Oct. 2., 2024, was International Wrongful Conviction Day, which is a day to help raise awareness to the issue of wrongful convictions. The event was canceled due to hurricane Helene, but Bunch sat down with us in an exclusive interview.
The South Carolina Innocence Initiative, also known as SCII,, planned an event with Kristine Bunch, an exoneree, to help raise awareness of this issue. SCII is led by its president, Olivia Cianciolo, ‘25, and Dawn McQuiston, professor of Psychology.
“We wanted to formally recognize international wrongful conviction day, and I know Kristine’s story is compelling and I wanted to bring someone to campus who could share their story.” McQuiston said.
Bunch’s story begins in 1995, when she was a young, working single mom to her son Tony. She woke up one morning to find that her home was on fire. Although she did whatever she could, she couldn’t get to her son through the flames and smoke.
Her neighbors held her back from going back inside until firefighters and emergency medical services arrived. Firefighters went into her home and Bunch was taken to the hospital without seeing if her son was brought out of their home.
“I wasn’t told that my son had died in the fire until after I reached the hospital, so I was pretty calm– everyone assured me that they got him,” Bunch said.
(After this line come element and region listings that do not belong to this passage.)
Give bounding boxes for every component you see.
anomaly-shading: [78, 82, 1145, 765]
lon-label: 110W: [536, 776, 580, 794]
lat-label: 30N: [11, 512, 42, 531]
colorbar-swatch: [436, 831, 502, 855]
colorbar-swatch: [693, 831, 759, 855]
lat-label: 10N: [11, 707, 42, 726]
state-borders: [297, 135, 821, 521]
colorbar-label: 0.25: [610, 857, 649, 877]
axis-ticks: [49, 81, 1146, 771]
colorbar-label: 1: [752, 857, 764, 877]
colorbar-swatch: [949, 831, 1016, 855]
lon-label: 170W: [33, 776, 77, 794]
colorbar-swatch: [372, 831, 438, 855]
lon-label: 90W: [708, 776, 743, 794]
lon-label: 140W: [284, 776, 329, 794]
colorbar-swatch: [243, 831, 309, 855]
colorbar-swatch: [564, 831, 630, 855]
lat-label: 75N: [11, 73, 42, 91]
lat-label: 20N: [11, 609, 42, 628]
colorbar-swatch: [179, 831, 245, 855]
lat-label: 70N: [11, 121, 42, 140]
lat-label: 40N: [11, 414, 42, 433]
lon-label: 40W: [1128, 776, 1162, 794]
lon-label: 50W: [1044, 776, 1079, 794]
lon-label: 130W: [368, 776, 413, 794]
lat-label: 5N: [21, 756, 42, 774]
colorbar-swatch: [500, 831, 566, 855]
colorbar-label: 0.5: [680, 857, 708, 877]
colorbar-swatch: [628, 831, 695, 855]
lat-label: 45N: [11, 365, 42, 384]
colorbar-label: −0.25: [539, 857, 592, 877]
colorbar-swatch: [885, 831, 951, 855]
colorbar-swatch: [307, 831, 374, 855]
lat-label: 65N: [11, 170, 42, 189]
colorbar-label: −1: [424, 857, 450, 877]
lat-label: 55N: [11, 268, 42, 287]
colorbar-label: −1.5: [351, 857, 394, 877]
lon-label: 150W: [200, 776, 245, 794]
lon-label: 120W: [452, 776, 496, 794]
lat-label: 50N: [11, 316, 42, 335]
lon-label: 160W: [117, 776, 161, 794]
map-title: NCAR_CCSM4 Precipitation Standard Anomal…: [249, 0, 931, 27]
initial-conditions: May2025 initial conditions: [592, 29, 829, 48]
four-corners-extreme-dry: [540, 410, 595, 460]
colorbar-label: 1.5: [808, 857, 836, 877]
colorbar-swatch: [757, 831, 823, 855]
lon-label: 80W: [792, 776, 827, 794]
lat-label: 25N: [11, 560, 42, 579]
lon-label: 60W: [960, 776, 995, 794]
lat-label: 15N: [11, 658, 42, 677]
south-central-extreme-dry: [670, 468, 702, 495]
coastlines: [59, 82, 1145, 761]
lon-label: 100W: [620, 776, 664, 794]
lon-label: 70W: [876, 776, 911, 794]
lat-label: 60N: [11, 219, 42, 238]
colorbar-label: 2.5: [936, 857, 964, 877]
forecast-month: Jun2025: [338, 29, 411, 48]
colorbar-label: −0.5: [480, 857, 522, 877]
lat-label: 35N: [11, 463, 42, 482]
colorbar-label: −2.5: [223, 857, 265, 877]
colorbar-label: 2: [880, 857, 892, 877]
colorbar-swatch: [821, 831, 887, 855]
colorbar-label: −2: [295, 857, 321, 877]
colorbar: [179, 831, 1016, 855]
Bunch was arrested five days later for murder and for arson, after the Bureau of Alcohol, Tobacco, Firearms and Explosives (ATF) chemists falsified results as to how the fire started and the fireman changed their story to make it look like Bunch had intentionally killed her son. Bunch was convicted on both charges.
At the time of her incarceration and throughout her first few months in prison, Bunch was pregnant. She highlighted the discrepancies in the prison healthcare system, in her prenatal car and particularly during her labor.
“Finally one of the officers was like ‘Why hasn’t anyone checked on her? She’s pregnant,’” Bunch said.
She was finally taken to the hospital after being told there were complications with the baby when there were none. After the hospital acquired the medical records the prison didn’t have, Bunch was scheduled for a cesarean section.
When she was back at the prison after her surgery, Bunch pulled all of her staples from her wound and the infirmary only noticed after a week. Bunch was given a bandage and told not to use the stairs, but was not seen by a doctor after that.
After writing to many innocence projects, the Women’s Project at Northwestern University took up her case, and was able to get her exonerated in 2012, a staggering 17 years after being convicted.
Her readjustment to the world has been difficult in ways, since there will always be people who believe she is guilty even after being exonerated. She also still has anger from having so much of her life taken away, but is using it to help with her advocacy and reform work.
Part of her advocacy work is helping women who have been exonerated and helping women in the prison system who have yet to be exonerated but are innocent.
“There are over 3,500 on the national registry, 8% of those are women, so less than 300 women have come home– of the pens that came home, 78% were when no crime occurred,” Bunch said.
In these cases, tragic accidents happened, and the women who were daughters, wives or mothers, were convicted of doing harm to those that they loved. These women are villainized for wearing too much makeup and for what they wore in court in order to get convicted because they have broken the caretaker role that they have been placed into as women by society.
Bunch also speaks and works for the women’s project at Northwestern University, who got her exonerated and for the National Innocence project in New York. She has spoken in the Illinois State House about compensation for exonerees, as well as other legislation in other states.
Bunch works with other exonerees and people who are innocent and no longer in prison but not fully exonerated, such as those with clemency. She has also worked with police academies in Illinois to better help them understand how to prevent wrongful convictions.
But, she says that speaking to young people are her favorite speaking engagements because it is the younger generations who have the power in their hands to help incite change in the justice system.
“Colleges are my favorite place, high schools too– those are the speaking engagements where I feel like it’s rippling out,” Bunch said.